The administration is heading for a new strategy, in which it will hand over the lead military role in Afghanistan to the Afghan Army (and the killing of Bin Laden means that this might happen earlier than the previous 2014 deadline); that it will help support talks with the Taliban, bringing them into the political process of reshaping Afghanistan; and will continue to hunt Al Qaida, but with special forces and intelligence and not with regular armed forces.

There are signs that this might be working. The current Taliban leaders did not comment directly on Bin Laden's death, but Arsala Rahmani, a former Taliban member who is now part of the High Peace Council told the New York Times that he thought it would drive the Taliban toward negotiations and making peace with the government "because they don't have any other way".

"This is a big blow to Al Qaida and Al Qaida's followers because he was a popular and famous figure, and he was a very expert man and was planning major attacks," he said, adding that "I don't think this will affect the Taliban fight in Afghanistan in the short term, but in the long term it will because Al Qaida helped the Taliban in fighting and other activities."

What is fascinating in Washington is that this new strategy will be implemented by the same cast of characters despite a change in all the top jobs in Washington's defence and intelligence community.
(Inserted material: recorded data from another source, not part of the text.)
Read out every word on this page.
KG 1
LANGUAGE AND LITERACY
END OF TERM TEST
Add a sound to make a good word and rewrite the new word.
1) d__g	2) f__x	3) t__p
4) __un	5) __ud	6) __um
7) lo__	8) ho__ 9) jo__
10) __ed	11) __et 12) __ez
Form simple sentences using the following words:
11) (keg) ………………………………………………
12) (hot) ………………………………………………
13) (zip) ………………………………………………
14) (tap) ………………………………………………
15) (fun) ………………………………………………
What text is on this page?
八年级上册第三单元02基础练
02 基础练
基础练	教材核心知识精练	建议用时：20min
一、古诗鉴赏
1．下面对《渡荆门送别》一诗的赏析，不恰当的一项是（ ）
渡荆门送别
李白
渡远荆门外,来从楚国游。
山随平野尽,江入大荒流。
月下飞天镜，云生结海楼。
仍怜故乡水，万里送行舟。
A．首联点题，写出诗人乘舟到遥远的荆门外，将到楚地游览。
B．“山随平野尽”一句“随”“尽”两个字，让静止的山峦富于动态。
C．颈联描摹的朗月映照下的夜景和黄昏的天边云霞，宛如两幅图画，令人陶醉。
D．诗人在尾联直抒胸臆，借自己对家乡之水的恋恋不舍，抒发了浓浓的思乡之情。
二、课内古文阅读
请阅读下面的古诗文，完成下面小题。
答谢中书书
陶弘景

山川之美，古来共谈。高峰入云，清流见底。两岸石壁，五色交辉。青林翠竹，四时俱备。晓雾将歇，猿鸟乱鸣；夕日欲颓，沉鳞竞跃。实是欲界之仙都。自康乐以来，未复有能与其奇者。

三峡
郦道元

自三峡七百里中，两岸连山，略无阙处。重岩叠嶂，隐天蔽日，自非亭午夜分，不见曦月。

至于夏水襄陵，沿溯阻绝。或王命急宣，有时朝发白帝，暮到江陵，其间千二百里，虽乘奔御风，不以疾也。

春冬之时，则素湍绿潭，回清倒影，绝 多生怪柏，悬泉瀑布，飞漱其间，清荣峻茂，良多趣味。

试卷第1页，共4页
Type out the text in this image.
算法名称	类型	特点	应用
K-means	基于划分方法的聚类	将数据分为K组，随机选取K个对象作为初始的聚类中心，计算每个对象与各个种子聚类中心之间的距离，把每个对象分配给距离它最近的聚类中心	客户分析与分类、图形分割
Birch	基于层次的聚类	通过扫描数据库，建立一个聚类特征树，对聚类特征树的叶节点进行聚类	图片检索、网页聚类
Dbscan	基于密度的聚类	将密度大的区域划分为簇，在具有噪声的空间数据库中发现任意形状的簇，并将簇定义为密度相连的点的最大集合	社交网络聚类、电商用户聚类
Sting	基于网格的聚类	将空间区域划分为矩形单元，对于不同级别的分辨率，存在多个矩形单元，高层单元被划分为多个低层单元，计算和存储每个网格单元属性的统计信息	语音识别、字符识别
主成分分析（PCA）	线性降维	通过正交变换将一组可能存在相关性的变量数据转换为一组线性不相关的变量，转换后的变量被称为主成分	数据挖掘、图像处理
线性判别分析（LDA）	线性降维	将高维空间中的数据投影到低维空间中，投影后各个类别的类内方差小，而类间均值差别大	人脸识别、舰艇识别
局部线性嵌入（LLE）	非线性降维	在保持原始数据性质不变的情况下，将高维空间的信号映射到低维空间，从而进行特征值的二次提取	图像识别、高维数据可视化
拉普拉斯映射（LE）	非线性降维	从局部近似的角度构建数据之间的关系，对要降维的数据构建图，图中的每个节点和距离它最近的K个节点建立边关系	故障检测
Robert Gates will retire as secretary of defence, whose job will be taken by current CIA Director Leon Panetta; but his position as head of the US's intelligence community will be taken by General David Petraeus, the current US commander in Afghanistan.

This means that both Panetta and Petraeus come into their new roles with substantial political clout. Panetta is the architect of finding Bin Laden, a primary aim of the US which eluded them for over nine years, and so he will be able to reshape the military in anyway that he wants.

Petraeus is the architect of what is seen as success in Iraq, and of what is at the very least, a manageable exit from Afghanistan, so he also will have huge political influence in his position at the CIA. Obama is clearly aware of this authority they will carry, and will want to use it to push through his new thinking.

It will be a challenge for both men to move on from the strategy that they have built over the past few years, and on one hand learn to work with the Taliban in building a new Afghanistan, while on the other hand they are hunting down Al Qaida cells.